Anja Sieghartsleitner bringt Insekten auf die Vorarlberger Teller

Die 32-jährige Sulnerin plant die ersten Insekten-Workshops im Land.
Lustenau Er sieht er aus wie viele andere Smoothies auch. In der Nase und am Gaumen sind ebenfalls keine ungewöhnlichen Noten zu erkennen. Anja Sieghartsleitner hat für den fruchtigen Aperitif allerdings nicht nur Erdbeeren, Bananen, Haferflocken und Nüsse vermixt, sondern auch eine tierische Spezialzutat. „Der Eigengeschmack von Buffalowürmern ist eher süßlich“, erläutert sie. „Insekten sind allgemein eher neutral im Geschmack, deshalb kann man sie sehr gut in unterschiedlichste Rezept integrieren, im Süßen wie im Herzhaften.“
Auf die Vielbeiner ist die 32-Jährige während eines Masterstudiengangs in Schottland gekommen. „Ich habe dort ,Food and Drink Innovation“ studiert und meine Masterarbeit zum Thema ,Akzeptanz von Insekten als Lebensmittel in der westlichen Kultur‘ geschrieben”, erzählt die Sulnerin. Das war im Jahr 2017. Seither hat Anja Sieghartsleitner eine “Mission”: “Ich möchte den Menschen zeigen, dass Insekten ein sehr gutes, tolles und wohlschmeckendes Lebensmittel sind und dass es keinen Grund gibt, dass wir sie nicht essen sollten.” Das Start-up “Luculla culinaria – delicious insect food” ist bereits gegründet. Nun soll der nächste Schritt folgen.
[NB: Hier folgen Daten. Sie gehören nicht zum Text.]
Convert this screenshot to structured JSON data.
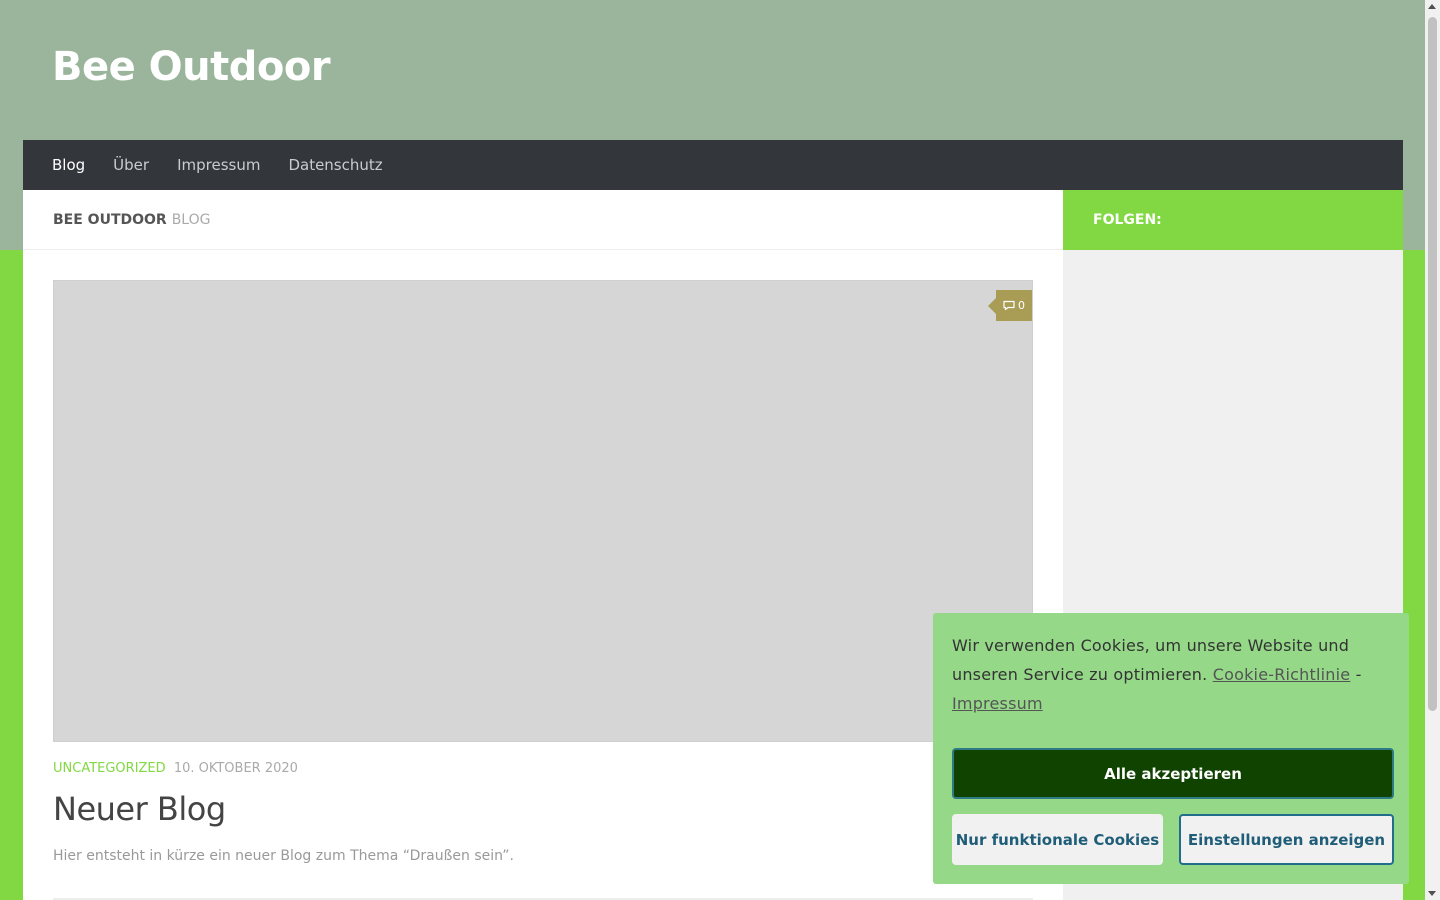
{
  "site": {
    "title": "Bee Outdoor"
  },
  "nav": {
    "items": [
      "Blog",
      "Über",
      "Impressum",
      "Datenschutz"
    ]
  },
  "page_heading": {
    "strong": "Bee Outdoor",
    "light": "Blog"
  },
  "post": {
    "comment_count": "0",
    "category": "Uncategorized",
    "date": "10. Oktober 2020",
    "title": "Neuer Blog",
    "excerpt": "Hier entsteht in kürze ein neuer Blog zum Thema “Draußen sein”."
  },
  "sidebar": {
    "heading": "Folgen:"
  },
  "cookie": {
    "text": "Wir verwenden Cookies, um unsere Website und unseren Service zu optimieren.",
    "policy_link": "Cookie-Richtlinie",
    "separator": "-",
    "imprint_link": "Impressum",
    "accept_label": "Alle akzeptieren",
    "functional_label": "Nur funktionale Cookies",
    "settings_label": "Einstellungen anzeigen"
  },
  "colors": {
    "header": "#9ab59b",
    "accent": "#82d842",
    "nav": "#33363b",
    "cookie_bg": "#94d888",
    "accept_btn": "#104200"
  }
}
Um die Küche für die geplanten Workshops finanzieren zu können, lanciert die 32-Jährige kommende Woche eine Crowdfunding-Kampagne bei Startnext.

Heuschrecken auf Salat
Der Smoothie ist mittlerweile ausgetrunken. Als nächster Gang sind Heuschrecken in Teriyaki-Marinade mit einem Soba-Nudel-Salat an der Reihe. “Die Heuschrecken brauchen nur ein, zwei Minuten”, sagt die Start-up-Gründern, während sie die gefriergetrockneten Gliederfüßer in der Pfanne schwenkt. Der Geschmack? Keinesfalls schrecklich. Die Tierchen sind knusprig und schmecken dezent nussig. Ähnlich wie die Grillen, die Anja Sieghartsleitner gemahlen und gemeinsam mit Zwiebeln, Knoblauch, Petersilie und Tofu zu Burger-Laibchen verarbeitet hat. “Je nachdem, wie man die Grillen würzt, können sie nach Pilzen oder sogar ein bisschen wie Speck schmecken”, verrät die Köchin, die pro Laibchen rund einen Esslöffel Grillenmehl verwendet. Zum Abschluss serviert sie noch einen Brownie, natürlich mit Grillenmehl. “Wenn man den Geschmack von Insekten gut kennt, dann schmeckt man es heraus, aber für jemanden, der es zum ersten Mal probiert, ist es nicht sehr intensiv”, bestätigt die Insektenliebhaberin den Eindruck der Testerin.

Viele Proteine
In Vorarlberg sind Heuschrecken, Grillen, Mehl- und Buffalowürmer seit dem Vorjahr im Lebensmittelhandel erhältlich. Was Insekten als Nahrungsmittel so interessant macht? “Sie enthalten viele hochwertige Proteine, gesunde Fette, Vitamine und Mineralien. Außerdem sind sie sehr nachhaltig, da sie viel weniger Ressourcen verbrauchen als tierische Proteinquellen”, unterstreicht Anja Sieghartsleitner. Mit ihren Workshops möchte sie Berührungsängste abbauen und Menschen ansprechen, die auf Lebensmittel mit hohem Proteingehalt setzen oder sich für nachhaltigen Konsum interessieren. Die Kick-off-Party zum Start der Crowfunding-Kampagne findet am Dienstag an der FH Vorarlberg statt. „Es kann gerne jeder vorbeikommen. Es gibt auch ein paar Sachen zum Probieren”, ergänzt die Sulnerin.